Однажды, не вняв предупреждению Кубы и Чепы я в одиночку переплыл Кандыбино к невысокой дамбе рыбных озёр.
На том берегу оказалась группа ребят моего возраста. Один спросил меня на украинском:
– Пеку бачыв?
– Какого Пеку?– удивился я и получил от него удар в челюсть.
Они все попрыгали в воду и уплыли.
Больно не было, а только обидно. Наверное, загребельские хлопцы.
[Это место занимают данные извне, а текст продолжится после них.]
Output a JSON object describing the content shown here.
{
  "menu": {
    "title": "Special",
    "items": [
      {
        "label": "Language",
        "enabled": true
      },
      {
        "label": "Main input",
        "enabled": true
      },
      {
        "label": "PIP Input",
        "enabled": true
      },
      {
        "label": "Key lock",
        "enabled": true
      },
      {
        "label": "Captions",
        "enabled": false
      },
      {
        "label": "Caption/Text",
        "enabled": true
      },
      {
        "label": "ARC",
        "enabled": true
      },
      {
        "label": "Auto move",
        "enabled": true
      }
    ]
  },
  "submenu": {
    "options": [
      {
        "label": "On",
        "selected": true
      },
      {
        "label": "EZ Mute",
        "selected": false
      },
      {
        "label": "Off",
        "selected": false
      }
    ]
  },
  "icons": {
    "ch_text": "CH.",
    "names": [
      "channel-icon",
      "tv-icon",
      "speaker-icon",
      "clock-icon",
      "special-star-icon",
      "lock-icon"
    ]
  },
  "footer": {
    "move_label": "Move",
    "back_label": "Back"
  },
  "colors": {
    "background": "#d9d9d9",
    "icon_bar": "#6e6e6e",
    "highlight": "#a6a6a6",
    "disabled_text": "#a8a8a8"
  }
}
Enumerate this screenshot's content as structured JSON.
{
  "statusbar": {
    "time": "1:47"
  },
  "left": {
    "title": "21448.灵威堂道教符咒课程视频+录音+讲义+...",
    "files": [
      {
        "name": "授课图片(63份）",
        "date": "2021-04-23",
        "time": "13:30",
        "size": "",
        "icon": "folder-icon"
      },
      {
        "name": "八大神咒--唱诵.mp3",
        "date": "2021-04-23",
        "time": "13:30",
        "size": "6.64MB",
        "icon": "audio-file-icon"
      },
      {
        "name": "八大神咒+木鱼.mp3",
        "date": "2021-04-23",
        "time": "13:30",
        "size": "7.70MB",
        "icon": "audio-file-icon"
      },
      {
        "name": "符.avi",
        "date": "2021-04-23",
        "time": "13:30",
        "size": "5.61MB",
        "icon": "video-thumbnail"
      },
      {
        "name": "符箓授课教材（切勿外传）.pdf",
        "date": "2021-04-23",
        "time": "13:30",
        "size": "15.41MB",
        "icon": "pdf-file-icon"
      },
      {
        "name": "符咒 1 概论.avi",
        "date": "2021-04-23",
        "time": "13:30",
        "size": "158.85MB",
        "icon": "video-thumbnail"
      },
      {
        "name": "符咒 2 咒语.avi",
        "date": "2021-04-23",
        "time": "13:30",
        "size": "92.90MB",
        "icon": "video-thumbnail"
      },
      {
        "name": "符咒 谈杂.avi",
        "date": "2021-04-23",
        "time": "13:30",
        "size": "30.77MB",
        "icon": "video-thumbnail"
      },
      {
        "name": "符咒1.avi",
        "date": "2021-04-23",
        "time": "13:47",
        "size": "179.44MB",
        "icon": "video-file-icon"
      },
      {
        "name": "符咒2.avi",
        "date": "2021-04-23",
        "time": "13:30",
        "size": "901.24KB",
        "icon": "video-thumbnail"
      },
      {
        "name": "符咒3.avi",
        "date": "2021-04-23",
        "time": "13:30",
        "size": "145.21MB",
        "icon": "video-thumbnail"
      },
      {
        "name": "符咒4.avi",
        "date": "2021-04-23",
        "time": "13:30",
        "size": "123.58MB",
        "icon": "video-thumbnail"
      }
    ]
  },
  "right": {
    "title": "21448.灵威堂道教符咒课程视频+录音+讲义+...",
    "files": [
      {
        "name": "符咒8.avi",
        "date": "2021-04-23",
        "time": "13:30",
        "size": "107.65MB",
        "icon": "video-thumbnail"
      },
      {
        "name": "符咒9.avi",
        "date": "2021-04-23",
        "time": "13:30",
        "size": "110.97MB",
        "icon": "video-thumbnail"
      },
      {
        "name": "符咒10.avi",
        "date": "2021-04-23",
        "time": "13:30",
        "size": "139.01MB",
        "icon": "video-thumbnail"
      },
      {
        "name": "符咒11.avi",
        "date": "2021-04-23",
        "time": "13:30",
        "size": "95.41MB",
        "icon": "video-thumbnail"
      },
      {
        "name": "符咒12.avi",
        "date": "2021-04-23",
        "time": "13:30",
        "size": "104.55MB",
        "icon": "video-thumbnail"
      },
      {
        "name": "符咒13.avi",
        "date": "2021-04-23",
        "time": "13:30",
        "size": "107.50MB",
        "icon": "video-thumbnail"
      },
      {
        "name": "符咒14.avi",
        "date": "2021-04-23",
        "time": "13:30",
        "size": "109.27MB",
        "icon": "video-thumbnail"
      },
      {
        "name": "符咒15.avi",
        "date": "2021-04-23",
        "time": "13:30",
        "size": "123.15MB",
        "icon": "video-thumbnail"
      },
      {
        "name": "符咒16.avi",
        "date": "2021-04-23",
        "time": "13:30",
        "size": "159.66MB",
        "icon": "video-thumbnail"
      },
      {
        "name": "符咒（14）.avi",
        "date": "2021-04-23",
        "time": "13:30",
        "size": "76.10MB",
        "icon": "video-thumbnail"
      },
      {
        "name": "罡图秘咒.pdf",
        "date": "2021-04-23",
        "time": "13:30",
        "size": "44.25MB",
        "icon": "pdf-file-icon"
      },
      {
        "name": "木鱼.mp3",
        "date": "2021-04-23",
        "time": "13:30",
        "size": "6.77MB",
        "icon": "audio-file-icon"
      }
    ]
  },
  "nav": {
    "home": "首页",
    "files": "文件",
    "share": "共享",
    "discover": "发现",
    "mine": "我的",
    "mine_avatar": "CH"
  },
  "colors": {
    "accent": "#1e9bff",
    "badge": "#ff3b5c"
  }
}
И что, спрашивается, я им сделал?
( …в те недостижимо далёкие времена я ещё не знал, что все мои невзгоды или радости, исходят от той сволочи в непостижимо далёком будущем, которая сейчас слагает это письмо тебе, лёжа в палатке посреди тёмного леса под неумолчное журчанье струй реки по имени Варанда…)
Кроме Кандыбино в Конотопе есть и другие места купания. Например, заполненная водою балка посреди поля за Посёлком.
Там иногда бывало очень людно, даже из Города приезжали ребята.
А мы втроём пару раз на своих велосипедах ездили на речку Езуч – это совсем другой край города.
Течения там почти нет, на берегах зелёная трава и толстые ивы; и глубина не маленькая – в одном месте даже стояла вышка из железных труб для прыжков в воду.
Арматурная лесенка вела на два уровня: высотой в три и в пять метров.
Мы не сразу решились прыгнуть с трёхметрового выступа и то не «головкой», а «бомбочкой», то есть пятками книзу.
Забирались и на пятиметровую секцию, но, посмотрев как далеко внизу вода оттуда, молча спустились.
Даже Куба.
Уже уезжая, мы видели как один взрослый прыгнул с пятиметрового «ласточкой».
Единственный недостаток Езуча – его безлюдье. Кроме нас и одинокого ныряльщика никого там не оказалось.
А самое популярное место летнего отдыха конотопчан это, конечно же, пляжный Залив на реке Сейм – всего две остановки пригородной электричкой от Вокзала.
Но в то лето я туда не ездил.
Не потому, что билет стоит двадцать копеек – в крайнем случае можно и «зайцем». Народу на Сейм набивается столько, что контролёры не успевают протиснуться по всем вагонам за десять минут.
И не потому, что каждое лето Сейм пожинает угрюмую жатву из двух-трёх утопленников – молодые совсем ребята, которых потом хоронят многолюдными похоронами.
Нет, конечно, ведь со мной ничего такого случиться не может.
Просто на Сейм ездят по выходным, как раз в те дни, когда мы с дядей Толиком отправляемся на рыбалку.
Хотя пару раз мы заскакивали и на пляж – так, по пути – с привязанными к багажнику удочками.
Один раз даже с ночёвкой, километра за два от пляжа.
Это когда его брат, дядя Витя приехал из Сум свататься к тёте Наташе из пятнадцатого номера на Нежинской, где Архипенки ночевали во время кончины бабы Кати.
У дяди Вити все волосы на месте – светло-русые, торчком зачёсанные кверху, как у стиляг из начала шестидесятых.
Ему уже за тридцать, но и тётя Наташа из пятнадцатого тоже не девочка. Зато вся хата ихняя – только она да двое родителей.
В ту субботу на место ночёвки мы тоже приехали с удочками, чтобы на следующий день ловить рыбу.
Но отец тёти Наташи ещё не успел привезти на своём «москвиче» всех ночующих в условленное место.
Чтобы скоротать время, мы с дядей Толиком поехали в пионерский лагерь в сосновом лесу, за полкилометра от Залива.
И пока дядя Толик сгонял куда-то ещё «тут недалеко», я посмотрел в лагере кино «Миллион лет до нашей эры», про то, как черноволосый Тумак, изгнанный своим племенем, насадил на толстый кол ящера-динозавра и племя светловолосых блондинов приняло его, потому что этим он спас блондинистого ребёнка.